В течение первых дней 1945 года руководство союзных воздушных сил, по-видимому, четко не представляло себе, насколько близка к краху Германия. Под влиянием трудностей, образовавшихся в результате наступления в Арденнах, оно, несомненно, переоценивало возможность Германии продолжать войну дальше. При этом в относящихся к тому времени документах, в которых, кстати, нет недостатка, открыто выражается искреннее уныние. Наступление в Арденнах было отбито. Целый месяц военно-воздушные силы стратегического назначения союзников широко использовались в тактических боевых действиях, поддерживая английские и американские армии, что, естественно, отвлекало их от первоначальной задачи по проведению налетов против Германии. 8 января Арнольд объявил:
"Либо мы были слишком оптимистичны в наших представлениях о возможностях бомбовых ударов, либо мы крупно ошиблись в нашей оценке эффективности разрушений, которые были вызваны нами и которые, в свою очередь, повлияли бы на ход военной машины Германии".
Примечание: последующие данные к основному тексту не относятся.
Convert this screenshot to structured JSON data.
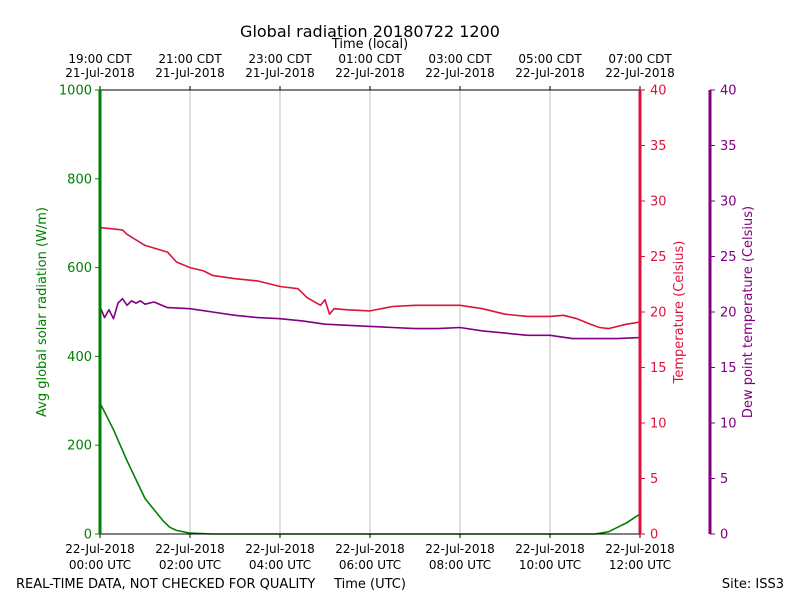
{
  "chart_data": {
    "type": "line",
    "title": "Global radiation 20180722 1200",
    "top_axis_label": "Time (local)",
    "bottom_axis_label": "Time (UTC)",
    "left_axis_label": "Avg global solar radiation (W/m)",
    "right_axis_label": "Temperature (Celsius)",
    "far_right_axis_label": "Dew point temperature (Celsius)",
    "footer_left": "REAL-TIME DATA, NOT CHECKED FOR QUALITY",
    "footer_right": "Site: ISS3",
    "x_range_hours_utc": [
      0,
      12
    ],
    "left_ylim": [
      0,
      1000
    ],
    "right_ylim": [
      0,
      40
    ],
    "far_right_ylim": [
      0,
      40
    ],
    "grid": "vertical",
    "bottom_ticks": [
      {
        "x": 0,
        "line1": "22-Jul-2018",
        "line2": "00:00 UTC"
      },
      {
        "x": 2,
        "line1": "22-Jul-2018",
        "line2": "02:00 UTC"
      },
      {
        "x": 4,
        "line1": "22-Jul-2018",
        "line2": "04:00 UTC"
      },
      {
        "x": 6,
        "line1": "22-Jul-2018",
        "line2": "06:00 UTC"
      },
      {
        "x": 8,
        "line1": "22-Jul-2018",
        "line2": "08:00 UTC"
      },
      {
        "x": 10,
        "line1": "22-Jul-2018",
        "line2": "10:00 UTC"
      },
      {
        "x": 12,
        "line1": "22-Jul-2018",
        "line2": "12:00 UTC"
      }
    ],
    "top_ticks": [
      {
        "x": 0,
        "line1": "19:00 CDT",
        "line2": "21-Jul-2018"
      },
      {
        "x": 2,
        "line1": "21:00 CDT",
        "line2": "21-Jul-2018"
      },
      {
        "x": 4,
        "line1": "23:00 CDT",
        "line2": "21-Jul-2018"
      },
      {
        "x": 6,
        "line1": "01:00 CDT",
        "line2": "22-Jul-2018"
      },
      {
        "x": 8,
        "line1": "03:00 CDT",
        "line2": "22-Jul-2018"
      },
      {
        "x": 10,
        "line1": "05:00 CDT",
        "line2": "22-Jul-2018"
      },
      {
        "x": 12,
        "line1": "07:00 CDT",
        "line2": "22-Jul-2018"
      }
    ],
    "left_ticks": [
      0,
      200,
      400,
      600,
      800,
      1000
    ],
    "right_ticks": [
      0,
      5,
      10,
      15,
      20,
      25,
      30,
      35,
      40
    ],
    "far_right_ticks": [
      0,
      5,
      10,
      15,
      20,
      25,
      30,
      35,
      40
    ],
    "series": [
      {
        "axis": "left",
        "color": "#008000",
        "x": [
          0,
          0.3,
          0.6,
          1.0,
          1.4,
          1.55,
          1.7,
          2.0,
          2.5,
          3,
          4,
          6,
          8,
          10,
          11.0,
          11.3,
          11.5,
          11.7,
          12
        ],
        "values": [
          295,
          235,
          165,
          80,
          30,
          15,
          8,
          2,
          0,
          0,
          0,
          0,
          0,
          0,
          0,
          5,
          15,
          25,
          45
        ]
      },
      {
        "axis": "right",
        "color": "#dc143c",
        "x": [
          0,
          0.5,
          0.6,
          1,
          1.5,
          1.7,
          2,
          2.3,
          2.5,
          3,
          3.5,
          4,
          4.4,
          4.6,
          4.9,
          5.0,
          5.1,
          5.2,
          5.5,
          6,
          6.5,
          7,
          7.5,
          8,
          8.5,
          9,
          9.5,
          10,
          10.3,
          10.6,
          10.9,
          11.1,
          11.3,
          11.7,
          12
        ],
        "values": [
          27.6,
          27.4,
          27.0,
          26.0,
          25.4,
          24.5,
          24.0,
          23.7,
          23.3,
          23.0,
          22.8,
          22.3,
          22.1,
          21.3,
          20.6,
          21.1,
          19.8,
          20.3,
          20.2,
          20.1,
          20.5,
          20.6,
          20.6,
          20.6,
          20.3,
          19.8,
          19.6,
          19.6,
          19.7,
          19.4,
          18.9,
          18.6,
          18.5,
          18.9,
          19.1
        ]
      },
      {
        "axis": "far_right",
        "color": "#800080",
        "x": [
          0,
          0.1,
          0.2,
          0.3,
          0.4,
          0.5,
          0.6,
          0.7,
          0.8,
          0.9,
          1.0,
          1.2,
          1.5,
          2,
          2.5,
          3,
          3.5,
          4,
          4.5,
          5,
          5.5,
          6,
          6.5,
          7,
          7.5,
          8,
          8.5,
          9,
          9.5,
          10,
          10.5,
          11,
          11.5,
          12
        ],
        "values": [
          20.5,
          19.5,
          20.2,
          19.4,
          20.8,
          21.2,
          20.6,
          21.0,
          20.8,
          21.0,
          20.7,
          20.9,
          20.4,
          20.3,
          20.0,
          19.7,
          19.5,
          19.4,
          19.2,
          18.9,
          18.8,
          18.7,
          18.6,
          18.5,
          18.5,
          18.6,
          18.3,
          18.1,
          17.9,
          17.9,
          17.6,
          17.6,
          17.6,
          17.7
        ]
      }
    ]
  }
}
11 января 1945 года главы союзных воздушных флотов провели совещание в Версале. Они обсуждали полную перестройку своей воздушной стратегии с учетом того, что, скорее всего, война будет продолжаться еще долго. В частности, генерал Андерсон указывал, что немецкая авиационная промышленность сумела восстановить свой потенциал за время перерыва в ходе наступления. Дулитл согласился с ним, а Спаатс подчеркнул опасность реактивного истребителя. Было подсчитано, что на данный момент уже было построено 700 усовершенствованных "Ме-262", цифра приблизительно верная. До конца 1944 года промышленность сообщила об изготовлении 564 самолетов.
В письме, которое главнокомандующий воздушными силами отправил Спаатсу 14 января 1945 года, подчеркивались два момента:
1. Командование союзных вооруженных сил находилось в раздражительном и растерянном состоянии.
2. Возможности, которые могут проистекать из решительных и твердых действий со стороны Германии.
В письме говорилось:
"Мы обладаем преимуществом пять к одному против Германии, однако, несмотря на все наши надежды, предчувствия, мечты и планы, мы так и не смогли реализовать их до сих пор в той степени, в которой надлежало бы это сделать. Нам не удалось принудить Германию к капитуляции с помощью воздушных атак, но, с другой стороны, с такими огромными ударными силами, мне кажется, нам следовало бы достичь большего, то есть больших результатов, чем мы добились сейчас. Нет, я никого не осуждаю, потому что я, честно, не знаю ответа, и то, что я делаю сейчас, позволяет моим мыслям забегать вперед с надеждой, что из всего этого вы, может быть, различите какой-то неясный свет, проблеск или новую мысль которая поможет нам приблизить скорый конец войны".
Союзники так и не обнаружили у себя такой новой идеи, но при этом отдавалось наибольшее предпочтение борьбе с производством немецкого реактивного истребителя и его поступлением на фронт с таким расчетом, чтобы эффект был незамедлительным. Более того, по-прежнему не прекращались попытки парализовать военный потенциал Германии, для этого наносились удары по системе снабжения топливом и по транспортной сети, а чтобы сломить моральную стойкость населения, в налетах, вселяющих страх, был произведен громадный скачок вперед. Но все это было простым продолжением предыдущих методов, только в более ускоренном темпе. Тот свет, о котором говорил Арнольд и на который он очень надеялся, так никогда и не засиял.
На совещание союзных начальников генеральных штабов, проходившее в присутствии Черчилля и Рузвельта 30 января 1945 гола на Мальте незадолго перед Ялтинской конференцией, легла тень неприятной и нездоровой ситуации, возникшей между западными державами и их русским союзником в начале 1945 года. 13 января с востока началось завершающее крупномасштабное наступление; потрясающее количество советских танков и пехоты внезапно развернули наступление с плацдарма под Барановом. Столь же сильные прорывы вперед произошли на северном и центральном участках Восточного фронта. Полмесяца спустя были потеряны Верхняя Силезия и четыре пятых Восточной Пруссии. Кенигсберг и Бреслау стали вдруг прифронтовыми городами. Столица рейха находилась под серьезной угрозой советских бронетанковых колонн, которые продвинулись до линии Одер—Варта. В Москве почти не проходило дня без орудийных залпов в честь наступавшей победы.